Some cells keep working even when tissues are under stress. Fibroblasts are one of those cell types, and they help hold organs together like a repair crew. If you can spot a stress-resilient fibroblast subtype, you can ask a real biology question with big medical meaning.

What Is It?

Single-cell atlases are huge maps of individual cells from many tissues. Instead of averaging all the cells together, scientists can look at each cell on its own and see which genes are turned on. That matters because two cells with the same label, like fibroblast, can still behave very differently.

This project asks whether a shared stress-resilient fibroblast subtype appears across mammals. Think of it like comparing several versions of the same app on different phones. The app may look different on the surface, but the core code can still match. Here, you would compare cells from datasets like Tabula Sapiens and Tabula Muris, then look for a gene pattern that stays stable across species and tissues.

ML means machine learning, which is a way to let a computer find patterns in large data sets. In this project, ML would help you build a gene signature, a small set of genes that predicts which fibroblasts belong to the same stress-related state. The key question is not just whether the cells look similar, but whether a model can separate them using real biology instead of noise.

Why This Is a Good Topic

This is a strong science fair topic because the data already exist, but the analysis is still open-ended. You can ask a narrow question, test it with real datasets, and compare methods instead of just repeating a textbook result. The project connects to wound healing, fibrosis, aging, and tissue repair, so the stakes are real.

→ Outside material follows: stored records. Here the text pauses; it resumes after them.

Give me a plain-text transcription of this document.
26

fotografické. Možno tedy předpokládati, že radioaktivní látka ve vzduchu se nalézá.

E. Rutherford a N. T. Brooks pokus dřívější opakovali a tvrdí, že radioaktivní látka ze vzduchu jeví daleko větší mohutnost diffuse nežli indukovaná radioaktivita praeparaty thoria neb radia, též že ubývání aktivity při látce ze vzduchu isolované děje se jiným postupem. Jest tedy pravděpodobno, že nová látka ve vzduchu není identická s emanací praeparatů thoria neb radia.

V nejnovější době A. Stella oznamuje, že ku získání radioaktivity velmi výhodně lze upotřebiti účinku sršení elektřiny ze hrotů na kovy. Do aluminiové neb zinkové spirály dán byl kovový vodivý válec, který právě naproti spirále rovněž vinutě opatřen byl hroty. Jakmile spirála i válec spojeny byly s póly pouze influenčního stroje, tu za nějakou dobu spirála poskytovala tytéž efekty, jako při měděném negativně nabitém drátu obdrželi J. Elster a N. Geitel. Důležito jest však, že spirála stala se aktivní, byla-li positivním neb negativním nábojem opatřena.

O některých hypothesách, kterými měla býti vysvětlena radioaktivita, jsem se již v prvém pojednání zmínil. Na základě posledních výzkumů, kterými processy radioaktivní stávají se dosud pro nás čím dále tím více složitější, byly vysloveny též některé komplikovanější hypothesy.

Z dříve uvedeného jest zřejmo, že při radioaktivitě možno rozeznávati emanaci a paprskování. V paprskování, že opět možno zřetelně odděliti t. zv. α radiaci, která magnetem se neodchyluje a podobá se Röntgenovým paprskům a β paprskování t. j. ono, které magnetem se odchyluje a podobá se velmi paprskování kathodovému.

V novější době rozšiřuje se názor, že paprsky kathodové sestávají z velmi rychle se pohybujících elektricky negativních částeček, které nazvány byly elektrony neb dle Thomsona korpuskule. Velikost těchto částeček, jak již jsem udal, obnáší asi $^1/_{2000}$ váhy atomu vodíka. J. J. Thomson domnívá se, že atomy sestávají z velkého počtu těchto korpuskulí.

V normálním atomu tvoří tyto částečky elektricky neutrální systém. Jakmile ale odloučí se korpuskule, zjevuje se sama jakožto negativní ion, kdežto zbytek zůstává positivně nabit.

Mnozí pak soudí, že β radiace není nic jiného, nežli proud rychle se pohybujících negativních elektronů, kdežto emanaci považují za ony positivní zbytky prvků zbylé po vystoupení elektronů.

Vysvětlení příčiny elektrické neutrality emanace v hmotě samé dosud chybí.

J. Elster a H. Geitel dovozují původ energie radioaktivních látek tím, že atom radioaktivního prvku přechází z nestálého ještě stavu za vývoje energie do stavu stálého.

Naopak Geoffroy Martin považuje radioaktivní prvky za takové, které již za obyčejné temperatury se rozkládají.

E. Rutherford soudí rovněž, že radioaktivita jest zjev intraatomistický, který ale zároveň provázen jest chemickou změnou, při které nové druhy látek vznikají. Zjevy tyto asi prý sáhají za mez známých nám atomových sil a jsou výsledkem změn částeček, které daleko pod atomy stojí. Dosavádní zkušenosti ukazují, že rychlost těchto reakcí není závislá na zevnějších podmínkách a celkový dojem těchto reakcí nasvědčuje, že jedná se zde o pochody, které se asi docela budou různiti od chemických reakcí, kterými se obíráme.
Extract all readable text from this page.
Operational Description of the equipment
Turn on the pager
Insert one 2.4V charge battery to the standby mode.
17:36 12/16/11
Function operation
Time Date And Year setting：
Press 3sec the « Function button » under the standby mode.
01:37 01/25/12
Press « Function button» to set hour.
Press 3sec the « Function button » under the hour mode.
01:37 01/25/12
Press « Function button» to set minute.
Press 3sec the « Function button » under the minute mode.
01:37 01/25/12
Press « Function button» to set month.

You can also learn single-cell analysis, feature selection, and model validation, which are useful skills for future research.

Research Questions

  • How does integrating Tabula Sapiens and Tabula Muris change the separation of fibroblast states across tissues?
  • What is the effect of feature selection method on the stability of a fibroblast stress-resilience gene signature?
  • Does a gene signature trained on one mammal transfer to fibroblasts in another mammal?
  • To what extent do stress-response genes overlap with fibroblast clusters labeled by tissue repair or matrix remodeling markers?
  • Which minimal gene set best predicts a conserved stress-resilient fibroblast subtype across datasets?
  • How does batch correction method affect whether the same fibroblast subtype appears conserved across species?

Basic Materials

  • Computer with at least 16 GB RAM.
  • Internet access for downloading public single-cell datasets.
  • Tabula Sapiens dataset access.
  • Tabula Muris dataset access.
  • Spreadsheet software for tracking samples and labels.
  • Python or R installed locally.
  • Jupyter Notebook or RStudio.
  • External hard drive or cloud storage for backups.

Advanced Materials

  • Access to a university workstation or server with high memory.
  • Public single-cell RNA-seq matrices from Tabula Sapiens and Tabula Muris.
  • Curated fibroblast marker gene lists from peer-reviewed papers.
  • Reference genome or gene ortholog mapping files.
  • Git for version control.
  • Conda or another package manager.
  • High-memory plotting and analysis environment for integration and validation.

Software & Tools

  • Python: Runs data cleaning, clustering, and machine learning workflows for single-cell analysis.
  • R: Handles statistical tests, visualization, and single-cell workflows with Bioconductor tools.
  • Scanpy: Supports preprocessing, clustering, and embedding of single-cell RNA-seq data.
  • Seurat: Helps integrate datasets and compare cell populations across studies.
  • GitHub: Stores code, tracks changes, and makes your analysis easier to reproduce.

Experiment Steps

  1. Define the exact fibroblast populations and stress markers you will compare across species and tissues.
  2. Choose how you will map genes between mammals so your comparisons stay biologically fair.
  3. Select one batch correction or integration method and one baseline method for comparison.
  4. Decide how you will turn gene expression into a classifier or signature score.
  5. Plan validation rules that test whether the signature generalizes to a held-out dataset.
  6. Set up figures and summary statistics that show both biological meaning and model performance.

Common Pitfalls

  • Comparing gene names across species without ortholog mapping, which can make the same cell look different for the wrong reason.
  • Mixing tissues with very different fibroblast roles, which can hide the conserved subtype you are trying to find.
  • Letting batch effects dominate the embedding, which can group cells by dataset instead of biology.
  • Building a gene signature from all available cells, which can make the model memorize the training data.
  • Treating cluster labels as truth without checking marker genes, which can turn a noisy cluster into a fake subtype.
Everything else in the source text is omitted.